## 25 September 2007

### A problem of Feynman on parallel computation

Here's a problem from Feynman Lectures on Computation (which, incidentally, I didn't know existed until I was absent-mindedly wandering in the library a few days ago):

Problem 1.1(c). Most present-day [mid-1980s] computers only have one central processor -- to use our analogy, one clerk. This single file clerk sits there all day long working away like a fiend, taking cards in and out of the store like mad. Ultimately, the speed of the whole machine is determined by the speed at which the clerk -- that is, the central processor -- can do these operations. Let's see how we can maybe improve the machine's performance. Suppose we want to compare two n-bit numbers, where n is a large number like 1024; we want to see if they're the same... [suppose] we can hire n file clerks, or 2n or perhaps 3n; it's up to use to decide how many, but the number must be proportional to n. [How can you get the comparison time to be proportional to log n?]

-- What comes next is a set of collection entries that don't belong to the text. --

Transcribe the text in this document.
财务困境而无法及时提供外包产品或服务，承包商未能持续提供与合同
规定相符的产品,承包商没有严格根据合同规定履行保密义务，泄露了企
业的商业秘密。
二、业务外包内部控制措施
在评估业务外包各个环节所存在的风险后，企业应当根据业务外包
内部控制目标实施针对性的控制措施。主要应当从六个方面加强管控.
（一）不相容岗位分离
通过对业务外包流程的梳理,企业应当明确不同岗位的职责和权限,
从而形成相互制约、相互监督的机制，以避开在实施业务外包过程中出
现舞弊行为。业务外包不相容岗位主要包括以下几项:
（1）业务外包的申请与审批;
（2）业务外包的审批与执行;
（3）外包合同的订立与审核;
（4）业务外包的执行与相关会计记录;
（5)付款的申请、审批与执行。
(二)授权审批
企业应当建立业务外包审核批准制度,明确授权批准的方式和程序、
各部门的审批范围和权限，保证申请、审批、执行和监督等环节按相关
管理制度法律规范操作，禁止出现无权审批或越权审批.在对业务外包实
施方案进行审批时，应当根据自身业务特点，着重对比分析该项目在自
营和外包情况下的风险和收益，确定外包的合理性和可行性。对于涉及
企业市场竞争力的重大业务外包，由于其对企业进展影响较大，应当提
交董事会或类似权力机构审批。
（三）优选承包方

The proof is by induction. The base case, when n = 1, is clear -- we can check that two 1-bit numbers are the same in one step. We want to show that if n clerks can do this in time t(n), then 2n clerks can do it in time t(n) + c, where c is a constant. But that's easy -- split each of the two n-bit numbers a and b into half: a = a1a2, b = b1b2. If a1 = b1 AND a2 = b2, return TRUE; otherwise return FALSE. That's just one more time step once you've figured out if a1 = b1 AND a2 = b2.

The picture I get in my head of this situation makes me smile. You need n clerks -- n parallel processors. The kth clerk compares the kth bit of the first number with kth bit of the second number; ey returns a 0 if the two bits are different and a 1 if they're the same. (This is, of course, bitwise exclusive OR exclusive NOR (thanks Anonymous!).) Then everything pours into a single node which is at the root of a binary tree of depth log2 n.

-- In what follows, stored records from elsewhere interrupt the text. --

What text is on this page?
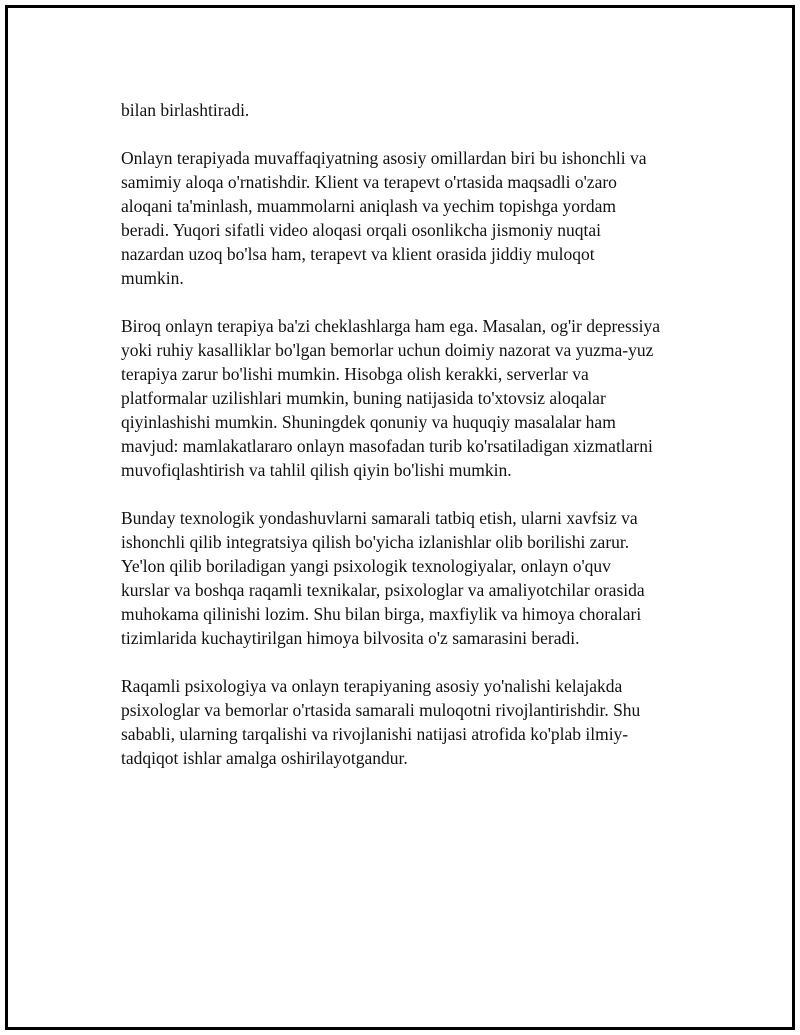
bilan birlashtiradi.

Onlayn terapiyada muvaffaqiyatning asosiy omillardan biri bu ishonchli va
samimiy aloqa o'rnatishdir. Klient va terapevt o'rtasida maqsadli o'zaro
aloqani ta'minlash, muammolarni aniqlash va yechim topishga yordam
beradi. Yuqori sifatli video aloqasi orqali osonlikcha jismoniy nuqtai
nazardan uzoq bo'lsa ham, terapevt va klient orasida jiddiy muloqot
mumkin.

Biroq onlayn terapiya ba'zi cheklashlarga ham ega. Masalan, og'ir depressiya
yoki ruhiy kasalliklar bo'lgan bemorlar uchun doimiy nazorat va yuzma-yuz
terapiya zarur bo'lishi mumkin. Hisobga olish kerakki, serverlar va
platformalar uzilishlari mumkin, buning natijasida to'xtovsiz aloqalar
qiyinlashishi mumkin. Shuningdek qonuniy va huquqiy masalalar ham
mavjud: mamlakatlararo onlayn masofadan turib ko'rsatiladigan xizmatlarni
muvofiqlashtirish va tahlil qilish qiyin bo'lishi mumkin.

Bunday texnologik yondashuvlarni samarali tatbiq etish, ularni xavfsiz va
ishonchli qilib integratsiya qilish bo'yicha izlanishlar olib borilishi zarur.
Ye'lon qilib boriladigan yangi psixologik texnologiyalar, onlayn o'quv
kurslar va boshqa raqamli texnikalar, psixologlar va amaliyotchilar orasida
muhokama qilinishi lozim. Shu bilan birga, maxfiylik va himoya choralari
tizimlarida kuchaytirilgan himoya bilvosita o'z samarasini beradi.

Raqamli psixologiya va onlayn terapiyaning asosiy yo'nalishi kelajakda
psixologlar va bemorlar o'rtasida samarali muloqotni rivojlantirishdir. Shu
sababli, ularning tarqalishi va rivojlanishi natijasi atrofida ko'plab ilmiy-
tadqiqot ishlar amalga oshirilayotgandur.
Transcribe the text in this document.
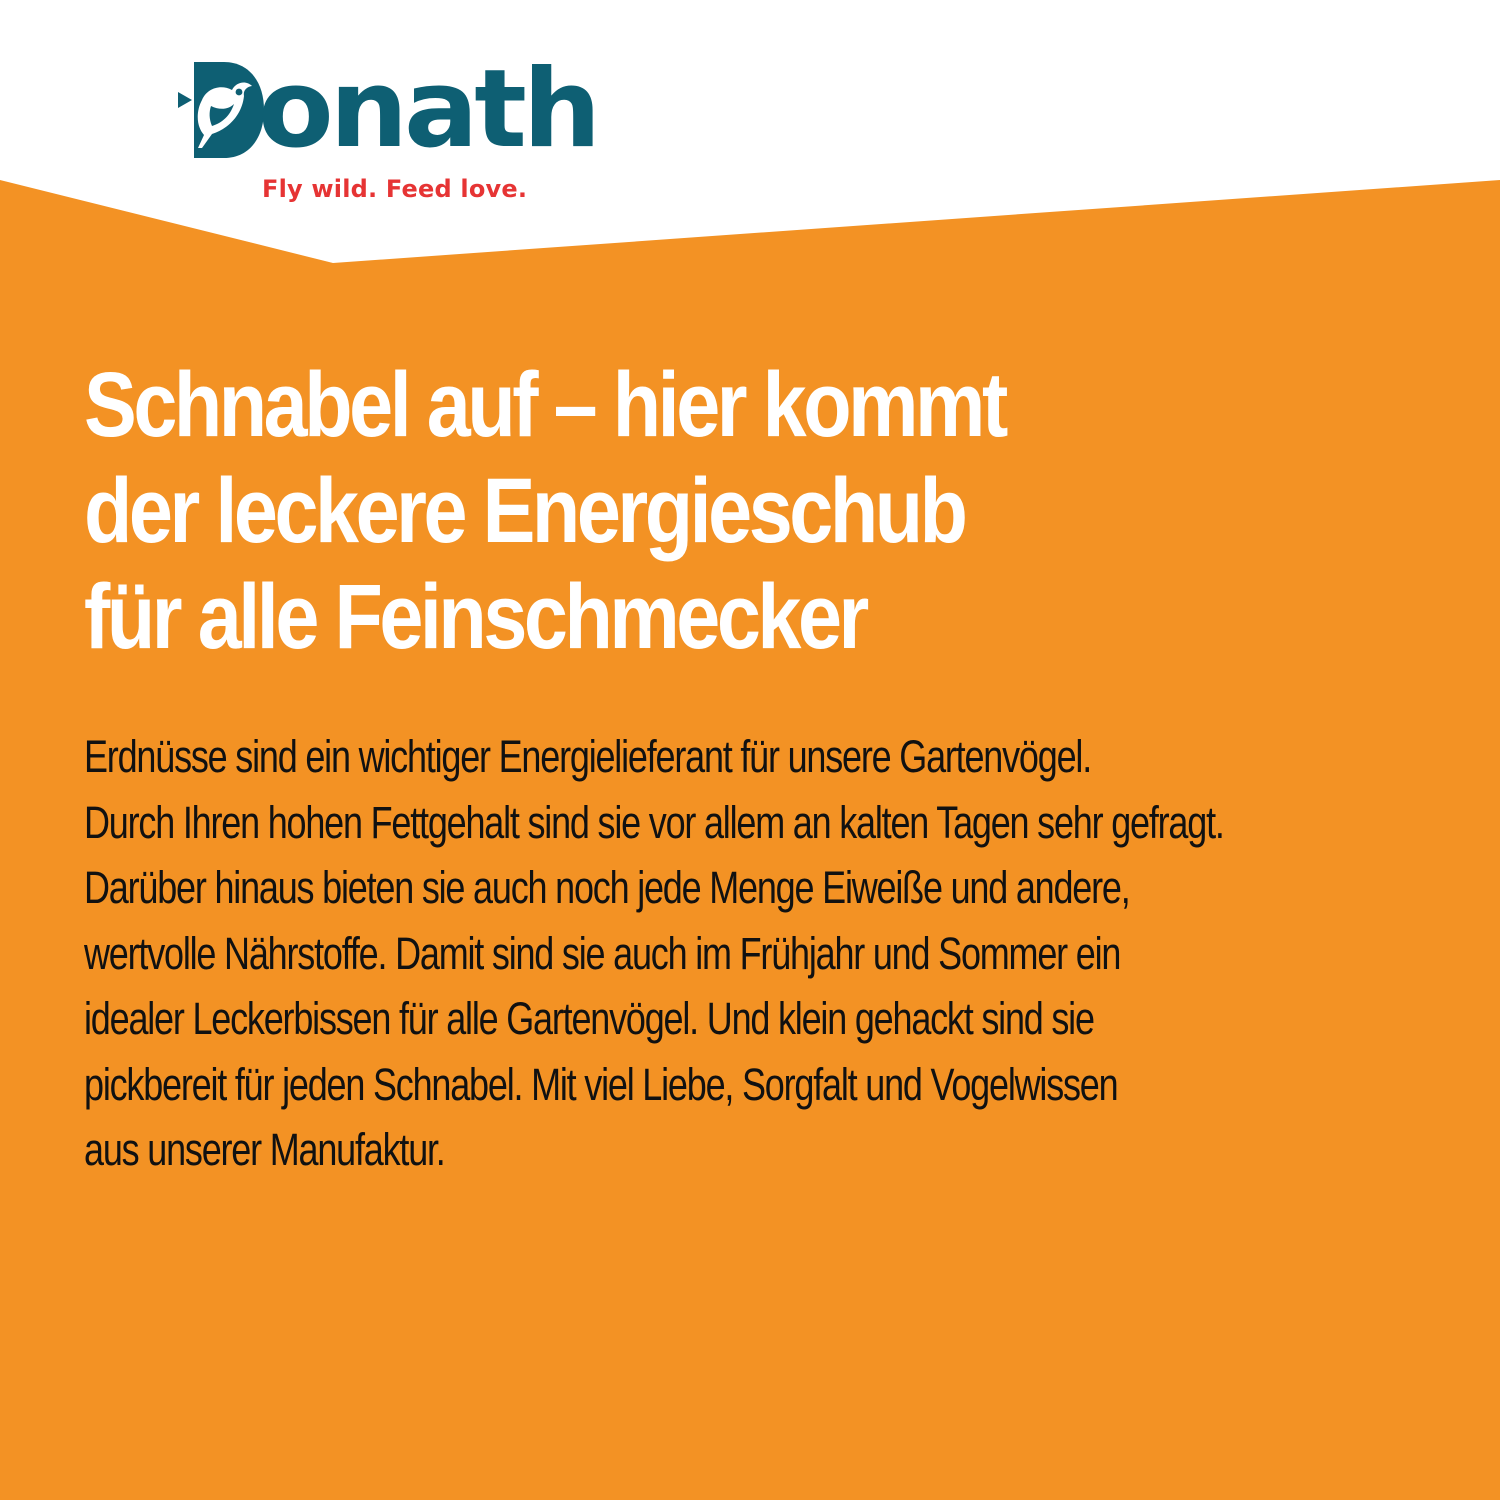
onath
Fly wild. Feed love.
Schnabel auf – hier kommt
der leckere Energieschub
für alle Feinschmecker

Erdnüsse sind ein wichtiger Energielieferant für unsere Gartenvögel.
Durch Ihren hohen Fettgehalt sind sie vor allem an kalten Tagen sehr gefragt.
Darüber hinaus bieten sie auch noch jede Menge Eiweiße und andere,
wertvolle Nährstoffe. Damit sind sie auch im Frühjahr und Sommer ein
idealer Leckerbissen für alle Gartenvögel. Und klein gehackt sind sie
pickbereit für jeden Schnabel. Mit viel Liebe, Sorgfalt und Vogelwissen
aus unserer Manufaktur.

The next subproblem in Feynman is to add two n-bit numbers in logarithmic time by using such parallel processing. (This is harder because you have to worry about carrying!) Again, it reduces to a problem of combining information on words of one length to words of twice that length -- if you have a = a1a2 (where a1 is the "high", or more significant half, and a2 is the low half), and b = b1b2, what is a+b? Breaking it down into its high half and its low half,

a + b = (a1+b1+c)(a2 + b2)

where c denotes a carry from the addition of a2 and b2, and a2 + b2 denotes addition modulo 2k where k is the length of the summands. We assume a1+b1, c, and a2 + b2 are already known. The problem is... what if a1+b1 ends in a bunch of 1's, and c is 1? We have something like

...0111111 + 1

and we want to add the 1, so we think "okay, I'll just change the last bit in the first summand from 0 to 1"... but it's 1... so you change the last two bits from 01 to 10... but no, that won't work either... so you change the last three bits from 011 to 100...

On average this isn't a problem. On average the number of 1s at the end of a1+b1 is unity.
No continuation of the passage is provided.